No, a Brindisi no, non c’è posto. Allora Francavilla, un pronto soccorso così piccolo che ci si muove a fatica fra barelle e accompagnatori: 22 ore di attesa lì dentro, in un viavai incessante di ambulanze e casi gravi, prima di arrivare finalmente ad un letto, nel Reparto di Ortopedia, e altri quattro giorni prima di essere operata.
Comincia così, dopo una banale caduta al mare, l’odissea di una donna barese in vacanza a Specchiolla, vittima due volte. Sì, perché una frattura al femore, soprattutto a chi ha superato i 70 anni, è un problema non da poco, che va risolto entro 48 ore. Ma l’iter sanitario nel quale si è imbattuta la signora va oltre i due giorni. I fatti: la donna, la chiameremo Francesca, è al mare e mercoledì 3 agosto perde l’equilibrio e cade.
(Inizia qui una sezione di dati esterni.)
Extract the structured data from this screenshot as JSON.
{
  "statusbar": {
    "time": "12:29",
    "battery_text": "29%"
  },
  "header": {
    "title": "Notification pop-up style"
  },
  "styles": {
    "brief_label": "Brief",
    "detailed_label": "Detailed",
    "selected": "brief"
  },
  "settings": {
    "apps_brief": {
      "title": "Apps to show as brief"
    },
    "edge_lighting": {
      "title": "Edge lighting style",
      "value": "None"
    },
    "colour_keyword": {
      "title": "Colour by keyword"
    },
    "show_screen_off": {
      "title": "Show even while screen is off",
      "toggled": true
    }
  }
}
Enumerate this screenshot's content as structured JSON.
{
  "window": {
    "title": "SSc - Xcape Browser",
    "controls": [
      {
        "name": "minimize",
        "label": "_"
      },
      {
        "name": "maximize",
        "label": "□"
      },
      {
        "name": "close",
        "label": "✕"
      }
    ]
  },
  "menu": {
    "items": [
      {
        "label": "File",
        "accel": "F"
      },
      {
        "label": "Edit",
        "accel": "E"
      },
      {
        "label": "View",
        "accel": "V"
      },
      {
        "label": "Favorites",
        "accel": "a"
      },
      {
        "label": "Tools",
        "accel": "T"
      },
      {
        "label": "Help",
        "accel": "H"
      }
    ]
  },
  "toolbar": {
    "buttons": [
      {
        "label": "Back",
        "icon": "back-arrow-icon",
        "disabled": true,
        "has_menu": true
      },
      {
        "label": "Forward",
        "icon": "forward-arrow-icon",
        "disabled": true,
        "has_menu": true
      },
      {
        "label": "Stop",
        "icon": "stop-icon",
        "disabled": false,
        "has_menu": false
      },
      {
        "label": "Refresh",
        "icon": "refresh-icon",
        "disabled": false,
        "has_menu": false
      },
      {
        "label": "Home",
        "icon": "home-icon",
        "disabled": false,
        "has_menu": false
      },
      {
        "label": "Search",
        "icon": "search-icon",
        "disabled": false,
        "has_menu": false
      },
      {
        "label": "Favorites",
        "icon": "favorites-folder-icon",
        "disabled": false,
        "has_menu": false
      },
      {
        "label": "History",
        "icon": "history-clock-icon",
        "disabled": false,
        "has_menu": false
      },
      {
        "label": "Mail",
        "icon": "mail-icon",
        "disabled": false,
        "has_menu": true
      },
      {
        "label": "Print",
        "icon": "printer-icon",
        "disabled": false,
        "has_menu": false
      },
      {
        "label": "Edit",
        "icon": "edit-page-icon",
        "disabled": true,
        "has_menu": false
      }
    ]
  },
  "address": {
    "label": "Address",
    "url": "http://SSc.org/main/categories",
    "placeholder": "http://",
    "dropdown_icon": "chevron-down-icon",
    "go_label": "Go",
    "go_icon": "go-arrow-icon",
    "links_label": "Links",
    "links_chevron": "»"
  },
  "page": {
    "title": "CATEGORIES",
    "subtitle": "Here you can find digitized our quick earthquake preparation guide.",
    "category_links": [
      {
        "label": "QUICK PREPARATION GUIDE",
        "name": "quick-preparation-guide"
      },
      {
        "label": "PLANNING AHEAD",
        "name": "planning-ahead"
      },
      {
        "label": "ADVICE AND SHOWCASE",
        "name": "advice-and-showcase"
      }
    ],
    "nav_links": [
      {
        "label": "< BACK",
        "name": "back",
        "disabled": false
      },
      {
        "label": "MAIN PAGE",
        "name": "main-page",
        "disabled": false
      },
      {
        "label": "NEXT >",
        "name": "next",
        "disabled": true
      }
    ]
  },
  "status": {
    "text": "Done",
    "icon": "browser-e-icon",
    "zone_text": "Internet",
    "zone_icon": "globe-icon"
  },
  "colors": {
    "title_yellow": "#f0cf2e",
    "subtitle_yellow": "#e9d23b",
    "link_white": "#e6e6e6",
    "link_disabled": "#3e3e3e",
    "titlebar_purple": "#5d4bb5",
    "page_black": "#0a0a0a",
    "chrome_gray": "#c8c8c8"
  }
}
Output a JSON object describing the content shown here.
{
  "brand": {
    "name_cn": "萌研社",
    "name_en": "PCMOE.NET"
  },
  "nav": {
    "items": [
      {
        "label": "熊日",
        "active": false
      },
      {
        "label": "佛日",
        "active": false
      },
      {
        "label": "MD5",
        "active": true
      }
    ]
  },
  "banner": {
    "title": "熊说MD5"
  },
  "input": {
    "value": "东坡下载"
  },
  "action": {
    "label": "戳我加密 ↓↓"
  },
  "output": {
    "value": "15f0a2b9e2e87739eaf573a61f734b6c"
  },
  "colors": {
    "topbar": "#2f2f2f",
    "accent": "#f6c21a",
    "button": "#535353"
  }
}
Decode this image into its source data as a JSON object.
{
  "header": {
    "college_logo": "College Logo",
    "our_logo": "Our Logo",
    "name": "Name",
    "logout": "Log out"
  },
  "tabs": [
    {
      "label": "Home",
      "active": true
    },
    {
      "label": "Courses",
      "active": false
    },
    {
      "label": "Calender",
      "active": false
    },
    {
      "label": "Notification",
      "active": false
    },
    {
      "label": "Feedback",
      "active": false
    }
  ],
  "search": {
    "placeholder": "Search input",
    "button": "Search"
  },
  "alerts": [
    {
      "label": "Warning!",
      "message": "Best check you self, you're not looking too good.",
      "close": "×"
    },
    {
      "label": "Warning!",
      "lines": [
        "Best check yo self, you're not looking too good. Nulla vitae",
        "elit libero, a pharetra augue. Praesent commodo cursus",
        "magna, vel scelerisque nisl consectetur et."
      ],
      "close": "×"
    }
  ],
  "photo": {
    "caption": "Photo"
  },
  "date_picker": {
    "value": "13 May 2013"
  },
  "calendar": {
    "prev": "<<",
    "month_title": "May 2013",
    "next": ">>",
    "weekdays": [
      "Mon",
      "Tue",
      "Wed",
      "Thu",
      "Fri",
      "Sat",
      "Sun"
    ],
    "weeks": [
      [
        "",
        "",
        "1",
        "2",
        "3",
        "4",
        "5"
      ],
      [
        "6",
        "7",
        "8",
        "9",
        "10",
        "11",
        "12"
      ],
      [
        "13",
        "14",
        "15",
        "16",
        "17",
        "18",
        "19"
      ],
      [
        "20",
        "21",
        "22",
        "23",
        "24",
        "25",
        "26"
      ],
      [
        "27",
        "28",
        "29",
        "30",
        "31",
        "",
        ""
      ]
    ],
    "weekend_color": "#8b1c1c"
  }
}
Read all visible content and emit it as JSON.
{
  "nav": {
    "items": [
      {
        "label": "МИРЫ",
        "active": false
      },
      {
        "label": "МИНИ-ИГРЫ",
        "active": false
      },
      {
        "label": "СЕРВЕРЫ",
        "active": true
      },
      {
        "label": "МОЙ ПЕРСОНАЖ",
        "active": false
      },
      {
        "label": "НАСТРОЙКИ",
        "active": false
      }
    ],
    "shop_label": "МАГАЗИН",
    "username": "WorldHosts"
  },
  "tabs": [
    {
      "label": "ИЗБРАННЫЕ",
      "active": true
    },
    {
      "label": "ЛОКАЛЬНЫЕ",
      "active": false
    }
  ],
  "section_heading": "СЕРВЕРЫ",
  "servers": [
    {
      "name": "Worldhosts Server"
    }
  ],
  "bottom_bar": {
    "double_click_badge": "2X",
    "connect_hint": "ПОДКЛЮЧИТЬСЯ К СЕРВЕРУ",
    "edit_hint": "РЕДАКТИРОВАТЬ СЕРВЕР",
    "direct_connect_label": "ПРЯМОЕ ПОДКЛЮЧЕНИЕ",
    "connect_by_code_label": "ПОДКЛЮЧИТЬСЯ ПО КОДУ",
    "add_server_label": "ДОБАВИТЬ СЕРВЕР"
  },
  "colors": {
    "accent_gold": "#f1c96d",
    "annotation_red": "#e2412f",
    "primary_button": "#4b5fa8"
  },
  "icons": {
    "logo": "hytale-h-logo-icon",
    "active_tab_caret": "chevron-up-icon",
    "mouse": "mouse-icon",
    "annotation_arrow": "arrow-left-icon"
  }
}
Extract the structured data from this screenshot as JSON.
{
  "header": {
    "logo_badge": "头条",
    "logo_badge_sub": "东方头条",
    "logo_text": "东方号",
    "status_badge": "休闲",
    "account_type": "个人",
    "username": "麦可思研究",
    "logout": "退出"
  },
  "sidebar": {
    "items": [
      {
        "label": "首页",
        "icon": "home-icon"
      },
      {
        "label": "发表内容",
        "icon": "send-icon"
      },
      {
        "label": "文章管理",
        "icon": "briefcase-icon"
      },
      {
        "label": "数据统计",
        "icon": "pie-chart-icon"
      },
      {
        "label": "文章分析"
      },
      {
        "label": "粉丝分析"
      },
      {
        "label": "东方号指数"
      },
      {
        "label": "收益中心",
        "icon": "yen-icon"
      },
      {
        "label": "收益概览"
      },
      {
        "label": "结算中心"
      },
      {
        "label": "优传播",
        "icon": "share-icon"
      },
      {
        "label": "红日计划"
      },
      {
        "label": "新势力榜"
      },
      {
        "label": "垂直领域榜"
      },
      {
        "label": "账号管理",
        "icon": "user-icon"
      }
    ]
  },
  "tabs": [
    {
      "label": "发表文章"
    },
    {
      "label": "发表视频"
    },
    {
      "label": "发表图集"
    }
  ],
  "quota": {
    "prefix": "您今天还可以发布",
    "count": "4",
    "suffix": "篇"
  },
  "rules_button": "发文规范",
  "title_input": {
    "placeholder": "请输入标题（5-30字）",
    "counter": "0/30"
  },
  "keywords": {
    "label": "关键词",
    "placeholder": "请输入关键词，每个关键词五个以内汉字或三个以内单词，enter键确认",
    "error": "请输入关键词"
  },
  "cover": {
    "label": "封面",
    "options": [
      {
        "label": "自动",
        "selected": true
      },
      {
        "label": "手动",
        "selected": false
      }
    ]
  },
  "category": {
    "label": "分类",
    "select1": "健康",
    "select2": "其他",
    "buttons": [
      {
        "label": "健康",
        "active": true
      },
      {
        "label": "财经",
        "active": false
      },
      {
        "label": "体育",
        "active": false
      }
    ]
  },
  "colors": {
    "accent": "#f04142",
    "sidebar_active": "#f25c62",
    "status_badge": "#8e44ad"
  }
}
La gamba fa male, si sospetta una frattura del femore, viene chiamato il 118. «Sono arrivati a tempo di record – racconta sua figlia Antonella – Sono stati bravissimi, rassicuranti e professionali». Ma la via crucis doveva ancora cominciare. «Non l’hanno portata all’ospedale di Brindisi – prosegue – perché hanno detto che non c’era posto, chiuso. Così l’hanno trasferita a Francavilla Fontana, in un pronto soccorso che è un vero e proprio delirio».
Medici che passano da un paziente a un altro, pochi e in corsa contro il tempo. «Nei tre quarti d’ora trascorsi mentre attendevo nuove, all’esterno del pronto soccorso, sono arrivate ben 6 ambulanze quasi tutte con casi molto gravi». Finalmente, dopo 22 ore senza antidolorifici (il protocollo medico non prevede la somministrazione se prima non vengono terminati gli esami per la diagnosi), il ricovero in Ortopedia. «Credevo la operassero subito – prosegue sua figlia – So che bisogna farlo entro 48 ore dal trauma, ma mi hanno detto che c’erano altri pazienti in attesa. Erano arrivati prima di mia madre».
Una sala operatoria che non funziona a pieno regime per mancanza di personale, gli interventi che devono concludersi entro le 14 e, dall’altro canto, una lista di “casi” che necessitano di urgenze. «C’è un solo medico su tre, che dovrebbero essere di turno – racconta il fratello di un altro paziente ricoverato a Ortopedia – E per parlargli bisogna andare entro le 14 perché poi non ti fanno più entrare. Giustissima la limitazione all’accesso, ma per sapere le condizioni di mio fratello sono dovuto andare più volte prima di capire qualcosa».
Inutile e ingiusto, sia chiaro, puntare il dito contro chi ci lavora, tra mille difficoltà: «Siamo pochissimi e in grande affanno – dicono i medici – Abbiamo fatto già numerose segnalazioni ma ci ignorano. Più di così non possiamo fare altro».